あああ百合ちゃん! 私も独身で子供もいないけど楽しく暮らしている。けど、将来おばあちゃんになって、正月に独りポツンと過ごしてる時に、子持ちの友達の「孫たちが家に大集合! 張り切ってお節作ったら腰が痛いヨボヨボ」なんていうFacebook投稿を見たりするわけでしょ!? そんな時、何で若い時に必死こいてアッチ側に行く努力しなかったのかって死ぬほど後悔しないかな…。と不安に思ったりするわけじゃないですか!! でも、そんな未来の自分妄想に震えている時に、超生き生きと暮らしている独身の先輩が、楽しそうにモロッコ旅行に行っている投稿してくれたら絶対安心する!

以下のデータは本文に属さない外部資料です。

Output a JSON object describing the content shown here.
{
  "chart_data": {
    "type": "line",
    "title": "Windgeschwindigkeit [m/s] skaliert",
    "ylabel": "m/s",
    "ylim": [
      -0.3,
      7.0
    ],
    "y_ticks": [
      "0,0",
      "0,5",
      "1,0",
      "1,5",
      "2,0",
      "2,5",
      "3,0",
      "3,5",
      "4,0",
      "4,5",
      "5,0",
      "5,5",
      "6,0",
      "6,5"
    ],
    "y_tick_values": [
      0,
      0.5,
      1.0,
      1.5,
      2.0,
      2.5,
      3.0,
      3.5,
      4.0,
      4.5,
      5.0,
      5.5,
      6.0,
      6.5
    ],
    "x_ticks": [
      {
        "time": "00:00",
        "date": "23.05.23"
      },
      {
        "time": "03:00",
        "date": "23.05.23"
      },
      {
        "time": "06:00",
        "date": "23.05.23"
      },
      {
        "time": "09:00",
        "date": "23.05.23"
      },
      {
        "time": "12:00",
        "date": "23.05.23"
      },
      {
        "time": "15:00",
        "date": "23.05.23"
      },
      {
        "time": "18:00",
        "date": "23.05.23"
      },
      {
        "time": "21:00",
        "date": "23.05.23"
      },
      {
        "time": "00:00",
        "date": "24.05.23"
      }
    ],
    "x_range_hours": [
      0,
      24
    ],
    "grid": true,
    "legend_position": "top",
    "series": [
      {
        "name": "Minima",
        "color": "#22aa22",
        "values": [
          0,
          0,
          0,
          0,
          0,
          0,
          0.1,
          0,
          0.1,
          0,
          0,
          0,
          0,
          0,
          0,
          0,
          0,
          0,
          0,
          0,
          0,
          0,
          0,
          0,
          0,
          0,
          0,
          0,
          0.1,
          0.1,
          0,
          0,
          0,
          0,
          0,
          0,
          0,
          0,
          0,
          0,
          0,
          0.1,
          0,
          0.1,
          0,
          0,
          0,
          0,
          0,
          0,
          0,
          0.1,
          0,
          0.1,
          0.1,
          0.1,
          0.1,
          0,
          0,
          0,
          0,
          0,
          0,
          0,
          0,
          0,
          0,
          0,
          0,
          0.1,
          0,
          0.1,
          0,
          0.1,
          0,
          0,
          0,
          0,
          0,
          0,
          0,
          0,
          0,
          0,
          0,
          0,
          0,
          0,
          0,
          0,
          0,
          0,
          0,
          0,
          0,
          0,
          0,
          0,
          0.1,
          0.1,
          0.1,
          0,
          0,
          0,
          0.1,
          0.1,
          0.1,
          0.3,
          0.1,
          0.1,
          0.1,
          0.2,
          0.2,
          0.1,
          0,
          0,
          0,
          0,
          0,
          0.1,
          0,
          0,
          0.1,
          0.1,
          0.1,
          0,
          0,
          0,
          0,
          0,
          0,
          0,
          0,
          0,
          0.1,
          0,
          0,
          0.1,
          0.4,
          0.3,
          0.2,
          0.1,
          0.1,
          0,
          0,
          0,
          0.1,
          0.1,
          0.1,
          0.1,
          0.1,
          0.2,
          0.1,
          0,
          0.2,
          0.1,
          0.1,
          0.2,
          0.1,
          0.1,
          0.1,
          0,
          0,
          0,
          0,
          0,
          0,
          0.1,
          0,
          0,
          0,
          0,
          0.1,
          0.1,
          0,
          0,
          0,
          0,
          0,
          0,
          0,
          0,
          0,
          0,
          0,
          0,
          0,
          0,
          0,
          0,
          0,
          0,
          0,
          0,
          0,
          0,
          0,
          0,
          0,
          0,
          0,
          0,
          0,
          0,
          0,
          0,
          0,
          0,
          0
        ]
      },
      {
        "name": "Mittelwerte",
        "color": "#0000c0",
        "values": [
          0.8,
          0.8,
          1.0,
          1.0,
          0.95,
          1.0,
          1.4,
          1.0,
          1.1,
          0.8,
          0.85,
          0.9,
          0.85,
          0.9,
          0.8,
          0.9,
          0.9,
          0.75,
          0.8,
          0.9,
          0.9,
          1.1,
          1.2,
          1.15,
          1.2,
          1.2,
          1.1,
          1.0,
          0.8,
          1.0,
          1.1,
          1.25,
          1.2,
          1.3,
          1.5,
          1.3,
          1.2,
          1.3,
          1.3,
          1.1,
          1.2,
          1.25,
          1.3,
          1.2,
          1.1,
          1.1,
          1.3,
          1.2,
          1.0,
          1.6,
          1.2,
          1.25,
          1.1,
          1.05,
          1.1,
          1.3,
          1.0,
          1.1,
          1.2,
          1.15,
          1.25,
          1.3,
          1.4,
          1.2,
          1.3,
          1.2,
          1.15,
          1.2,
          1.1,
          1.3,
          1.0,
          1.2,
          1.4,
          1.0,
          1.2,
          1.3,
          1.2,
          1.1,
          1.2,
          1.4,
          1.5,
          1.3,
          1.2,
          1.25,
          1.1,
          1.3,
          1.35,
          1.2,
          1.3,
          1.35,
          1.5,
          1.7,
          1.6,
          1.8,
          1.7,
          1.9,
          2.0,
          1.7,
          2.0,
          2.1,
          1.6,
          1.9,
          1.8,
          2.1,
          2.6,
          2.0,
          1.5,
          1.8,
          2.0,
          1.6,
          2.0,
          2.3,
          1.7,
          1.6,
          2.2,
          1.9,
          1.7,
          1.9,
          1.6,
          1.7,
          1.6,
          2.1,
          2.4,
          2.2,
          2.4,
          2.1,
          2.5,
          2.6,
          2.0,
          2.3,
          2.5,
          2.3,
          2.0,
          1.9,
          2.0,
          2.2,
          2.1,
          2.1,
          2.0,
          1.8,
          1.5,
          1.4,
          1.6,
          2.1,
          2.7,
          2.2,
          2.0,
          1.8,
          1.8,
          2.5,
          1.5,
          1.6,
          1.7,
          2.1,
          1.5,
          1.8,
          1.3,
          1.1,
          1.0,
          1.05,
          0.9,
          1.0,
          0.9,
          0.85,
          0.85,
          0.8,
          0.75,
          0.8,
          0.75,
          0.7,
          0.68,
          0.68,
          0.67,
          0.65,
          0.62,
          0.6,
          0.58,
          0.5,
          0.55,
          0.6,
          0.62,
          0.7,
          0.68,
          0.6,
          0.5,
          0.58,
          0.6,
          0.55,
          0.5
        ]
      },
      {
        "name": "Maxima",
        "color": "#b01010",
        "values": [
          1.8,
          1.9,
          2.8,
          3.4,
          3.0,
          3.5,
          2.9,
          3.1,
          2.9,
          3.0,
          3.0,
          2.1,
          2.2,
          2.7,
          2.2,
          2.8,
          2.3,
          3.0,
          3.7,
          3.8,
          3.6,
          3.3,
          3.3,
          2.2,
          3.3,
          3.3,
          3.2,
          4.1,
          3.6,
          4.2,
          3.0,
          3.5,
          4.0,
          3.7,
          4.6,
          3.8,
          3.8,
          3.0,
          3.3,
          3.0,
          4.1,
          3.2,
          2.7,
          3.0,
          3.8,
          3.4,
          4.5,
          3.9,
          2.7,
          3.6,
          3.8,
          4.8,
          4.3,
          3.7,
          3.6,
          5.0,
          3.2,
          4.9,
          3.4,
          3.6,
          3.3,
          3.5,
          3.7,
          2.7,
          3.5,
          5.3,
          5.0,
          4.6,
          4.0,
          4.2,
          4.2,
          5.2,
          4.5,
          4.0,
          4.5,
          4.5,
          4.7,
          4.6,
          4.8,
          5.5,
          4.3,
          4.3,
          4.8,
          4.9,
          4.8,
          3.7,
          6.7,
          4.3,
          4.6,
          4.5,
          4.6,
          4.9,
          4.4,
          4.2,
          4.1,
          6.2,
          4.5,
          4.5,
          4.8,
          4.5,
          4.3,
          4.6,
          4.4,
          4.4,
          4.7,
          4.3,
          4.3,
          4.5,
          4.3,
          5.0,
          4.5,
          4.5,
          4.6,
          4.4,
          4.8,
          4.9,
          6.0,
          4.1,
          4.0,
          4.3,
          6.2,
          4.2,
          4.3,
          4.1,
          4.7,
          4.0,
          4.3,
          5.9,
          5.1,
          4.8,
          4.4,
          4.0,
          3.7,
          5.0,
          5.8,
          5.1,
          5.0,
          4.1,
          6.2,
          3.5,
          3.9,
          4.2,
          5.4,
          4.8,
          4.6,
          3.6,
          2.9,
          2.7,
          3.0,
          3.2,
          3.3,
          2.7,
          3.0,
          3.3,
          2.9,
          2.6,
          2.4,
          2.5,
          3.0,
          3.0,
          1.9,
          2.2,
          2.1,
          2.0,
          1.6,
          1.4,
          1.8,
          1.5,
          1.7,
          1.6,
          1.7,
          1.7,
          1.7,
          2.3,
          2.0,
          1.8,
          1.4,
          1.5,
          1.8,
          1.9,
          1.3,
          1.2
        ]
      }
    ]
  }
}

これは完全に想像なんですけど、百合ちゃんは最終巻では54歳。54歳で一流企業の管理職ってことは、百合ちゃんは仕事をする上でも、常に上記引用のようなことを考え、女性の社会進出のお手本として、先陣切ってあらゆる呪縛と戦って来てくれた人なのではないでしょうか。だってほら、男女雇用機会均等法は1986年施行でしょ? 当時23歳の百合ちゃん、ほぼ一期生じゃないですか! 総合職と一般職に分けられた女の戦いも、男性からの「女は引っ込んでろ」「これだから女は」とかも、上の世代からの「結婚して家庭におさまるのが女の幸せ」というプレッシャーも、全て跳ね返してきた世代なんですよ!

(私の想像の中で)社会的に戦いまくってきた百合ちゃんが、プライベートの生き方ですらも女性のロールモデルたらんとしている姿はもう、たまりませんでした。

そんな百合ちゃんが、8巻でついに25歳年下のイケメンから告白される…!!

1巻の第1話で、

「誰からも一度も選ばれないってつらいじゃない?」
※『逃げるは恥だが役に立つ』(海野つなみ/講談社)1巻 第1話『秋の日はつるべ落とし』より引用

って言っていた百合ちゃんが、殿方から「選ばれ」、迷いの後に彼とお付き合いすることを「選ぶ」。そんな過程で年齢や周りの目という呪いを解消していく様子が描かれた最終巻は、本当に最高すぎるエンディングでした! 選ばれるじゃなく、選ぶ。結婚じゃなく、お付き合い。自分を貫きつつ、新しく拡がった世界を味わい尽くすという選択をする百合ちゃん、最高かよ!!

今まで、こんなに手放しでキャラクターの幸福を喜んだこと無かったかもしれないなあ…。私も、百合ちゃんからもらった感情を大切に丸い結晶に閉じ込めて、棺桶に入れて天国まで持って行きたいと思いました! 海野つなみ先生、素晴らしい作品ありがとうございました!